Hartford Courant
April 17, 2002
Hartford Stage Party:
A Little Date With Kate Before She Treks Away 

By Patricia Seremet 
It was Kate's last stand Saturday night, and it was a standing O.

Hartford Stage Company held its spring gala, this year called "Red, White & Blue: A Celebration of the American Season" at Tumblebrook Country Club in Bloomfield, and its star, Kate Mulgrew - finishing her last performance as Katharine Hepburn in "Tea At Five" in the Saturday matinee - was the honored guest.

The Mulgrew groupies had their last shot at being with this theatrical queen who swept into Hartford to do a controversial one-woman show. Then she got sick on us, left, then came back to finish. But what was there to forgive? She is the Trekky captain, after all, and we, the mere earthly mortals.

In her musky, dusky, husky voice, she told Hartford that she, Kate Mulgrew was "going out with a bang."

"I've met with a lot of boards in my life and I've been bored by a lot," she said. "But not this one."

Michael Wilson, artistic director of Hartford Stage, called her "a legend for her transcendent performance of Katharine Hepburn."

There have been offers for Mulgrew to do "Tea At Five" in New York, Cleveland and Boston, with Cleveland the likely venue with her husband, Tim Hagan, running for governor there.

It's been a little hectic and heady for Wilson lately with "Necessary Targets" and "The Carpetbagger's Children" moving from Hartford to New York.

"Actually, it's been exhilarating with so much attention on Hartford Stage," he said. "With the tragedy gripping our nation, people have been able to come together and see the real communion, fellowship and intimate personal connection that the theater offers us."

Indeed, Wilson seemed to have even more of a bounce in his step than usual - and so did the party.

Jo McKenzie, who manages the Rowlands' residence and was head to toe in red ruffles, broke away from her escort du jour, Doug Evans, head of the Connecticut Commission on the Arts, to go tete-a-tete in conversation with Peter Kelly, Hartford lawyer, lobbyist and Democratic powerhouse.

"Of course, we're talking about my beloved governor," McKenzie said, when pressed for details.

What does Kelly think of the state Democrats running for president?
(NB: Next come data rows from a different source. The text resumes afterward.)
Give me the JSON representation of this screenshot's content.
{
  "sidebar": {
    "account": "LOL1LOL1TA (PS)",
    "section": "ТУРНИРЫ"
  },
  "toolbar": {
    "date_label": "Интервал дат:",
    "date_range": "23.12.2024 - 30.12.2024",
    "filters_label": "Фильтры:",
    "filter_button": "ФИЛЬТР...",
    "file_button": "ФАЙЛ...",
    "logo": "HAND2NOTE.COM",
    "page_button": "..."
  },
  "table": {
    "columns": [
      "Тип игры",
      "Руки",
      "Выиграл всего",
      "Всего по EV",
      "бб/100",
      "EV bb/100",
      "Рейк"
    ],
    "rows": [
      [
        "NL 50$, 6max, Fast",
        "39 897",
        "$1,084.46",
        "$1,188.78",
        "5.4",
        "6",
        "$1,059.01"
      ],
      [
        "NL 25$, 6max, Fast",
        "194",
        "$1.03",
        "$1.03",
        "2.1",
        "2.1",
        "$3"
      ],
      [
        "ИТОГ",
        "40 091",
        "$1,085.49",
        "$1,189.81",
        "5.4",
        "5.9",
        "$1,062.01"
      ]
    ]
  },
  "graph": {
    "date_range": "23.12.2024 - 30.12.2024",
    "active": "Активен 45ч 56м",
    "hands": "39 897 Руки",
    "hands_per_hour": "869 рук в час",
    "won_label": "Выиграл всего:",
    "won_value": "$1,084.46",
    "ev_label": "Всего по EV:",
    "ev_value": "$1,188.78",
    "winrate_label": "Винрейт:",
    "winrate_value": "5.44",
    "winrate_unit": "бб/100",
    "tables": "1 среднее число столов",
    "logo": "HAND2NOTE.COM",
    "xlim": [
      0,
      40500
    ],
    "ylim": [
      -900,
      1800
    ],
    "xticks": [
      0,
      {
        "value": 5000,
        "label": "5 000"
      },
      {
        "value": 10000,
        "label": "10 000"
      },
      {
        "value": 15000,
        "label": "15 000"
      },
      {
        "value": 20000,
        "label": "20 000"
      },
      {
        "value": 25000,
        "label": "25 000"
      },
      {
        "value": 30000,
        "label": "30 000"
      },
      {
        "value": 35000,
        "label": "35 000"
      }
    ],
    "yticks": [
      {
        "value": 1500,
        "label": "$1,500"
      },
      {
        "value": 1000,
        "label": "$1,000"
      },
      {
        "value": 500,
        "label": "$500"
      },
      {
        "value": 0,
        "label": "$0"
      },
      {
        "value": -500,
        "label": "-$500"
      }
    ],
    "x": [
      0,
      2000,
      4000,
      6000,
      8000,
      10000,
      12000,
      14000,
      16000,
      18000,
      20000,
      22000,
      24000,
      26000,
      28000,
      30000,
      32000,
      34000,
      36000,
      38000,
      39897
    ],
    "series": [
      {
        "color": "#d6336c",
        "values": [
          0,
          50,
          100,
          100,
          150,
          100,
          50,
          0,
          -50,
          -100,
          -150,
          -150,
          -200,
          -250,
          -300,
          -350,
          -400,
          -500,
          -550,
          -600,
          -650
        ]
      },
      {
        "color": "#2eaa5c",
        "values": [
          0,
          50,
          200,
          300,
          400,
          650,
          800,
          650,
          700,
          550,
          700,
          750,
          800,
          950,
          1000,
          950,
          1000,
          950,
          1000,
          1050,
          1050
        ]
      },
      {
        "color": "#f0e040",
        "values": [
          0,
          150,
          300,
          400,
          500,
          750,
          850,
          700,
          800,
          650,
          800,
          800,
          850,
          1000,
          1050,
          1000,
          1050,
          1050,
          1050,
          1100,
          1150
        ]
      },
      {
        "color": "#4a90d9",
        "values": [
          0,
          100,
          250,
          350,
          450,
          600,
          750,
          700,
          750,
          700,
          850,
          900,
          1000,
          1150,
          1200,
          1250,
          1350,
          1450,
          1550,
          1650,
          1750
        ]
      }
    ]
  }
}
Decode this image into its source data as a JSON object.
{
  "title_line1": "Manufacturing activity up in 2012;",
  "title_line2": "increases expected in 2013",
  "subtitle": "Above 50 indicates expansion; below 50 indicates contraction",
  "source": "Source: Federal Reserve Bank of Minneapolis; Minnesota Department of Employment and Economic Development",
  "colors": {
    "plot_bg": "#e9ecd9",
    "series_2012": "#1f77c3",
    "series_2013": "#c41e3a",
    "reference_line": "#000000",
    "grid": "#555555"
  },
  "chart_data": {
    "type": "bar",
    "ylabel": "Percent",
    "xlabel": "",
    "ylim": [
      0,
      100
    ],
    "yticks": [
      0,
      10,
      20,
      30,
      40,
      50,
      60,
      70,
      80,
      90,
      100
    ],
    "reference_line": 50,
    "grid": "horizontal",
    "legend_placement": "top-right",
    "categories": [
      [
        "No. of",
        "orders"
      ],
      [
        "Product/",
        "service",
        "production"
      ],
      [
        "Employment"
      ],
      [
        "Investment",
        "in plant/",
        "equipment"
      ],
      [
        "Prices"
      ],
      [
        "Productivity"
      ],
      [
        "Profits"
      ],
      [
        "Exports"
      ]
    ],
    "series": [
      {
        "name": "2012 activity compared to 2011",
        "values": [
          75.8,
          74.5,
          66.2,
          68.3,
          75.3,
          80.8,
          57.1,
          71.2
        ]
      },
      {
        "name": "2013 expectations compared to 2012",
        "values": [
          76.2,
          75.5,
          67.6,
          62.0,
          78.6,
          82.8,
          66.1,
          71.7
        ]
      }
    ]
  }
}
"Joe's [Lieberman's] working really hard at it," he said. "And Chris [Dodd] is putting toe in the water."

(Al Gore has always been Kelly's man, needless to say.)

With the party theme saluting Hartford Stage's tribute to American playwrights, no one did it better than Marilda Ganderas, president of the Aetna Foundation, who wore an elegant flag pin and red, white and blue scarf. She is instrumental in planning this year's Veterans' Day Parade.

Despite how engaging Mulgrew is, the theater is always forward-thinking to the next show, and five women who will perform in a new production at Hartford Stage, called "Constant Star," filled the bill. They sang three African American spirituals a cappella that got a standing ovation.

People who were waiting on table got so excited by it that several said that they planned to catch them singing again Sunday morning at First Cathedral in Bloomfield.

Not that anyone's counting, but the party likely raised about $100,000. Some of the more interesting auction items were a week at the Ocean Reef Club in Key Largo, bought by Helena and Orren Tench of Wethersfield for $17,000; a guided tour of the Star Trek Enterprises studio for $2,000 each to Dr. Michael Krall and wife, Elizabeth, and to Marilda Ganderas.

Get ready to see some familiar faces at Hartford Stage. Stage board chairman David Klein of Hartford and local car dealership magnate Jeffrey Hoffman each bid about $2,000 to have walk-on roles in "A Christmas Carol"; and Katherine Lambert of Hartford and Peter Darby of Avon each paid $2,000 apiece to have walk-on parts in the play "Trip to Bountiful" with Jean Stapleton next spring.

There was talk that Jim Smith, the elegant-looking president of Webster Bank, walked away with the bargain of the night, $1,000 for a basketball signed by the University of Connecticut women's champion 2002 team. It supposedly went for at least twice that at a recent charity auction.

"Hey, he's a banker," one guest wisely pointed out.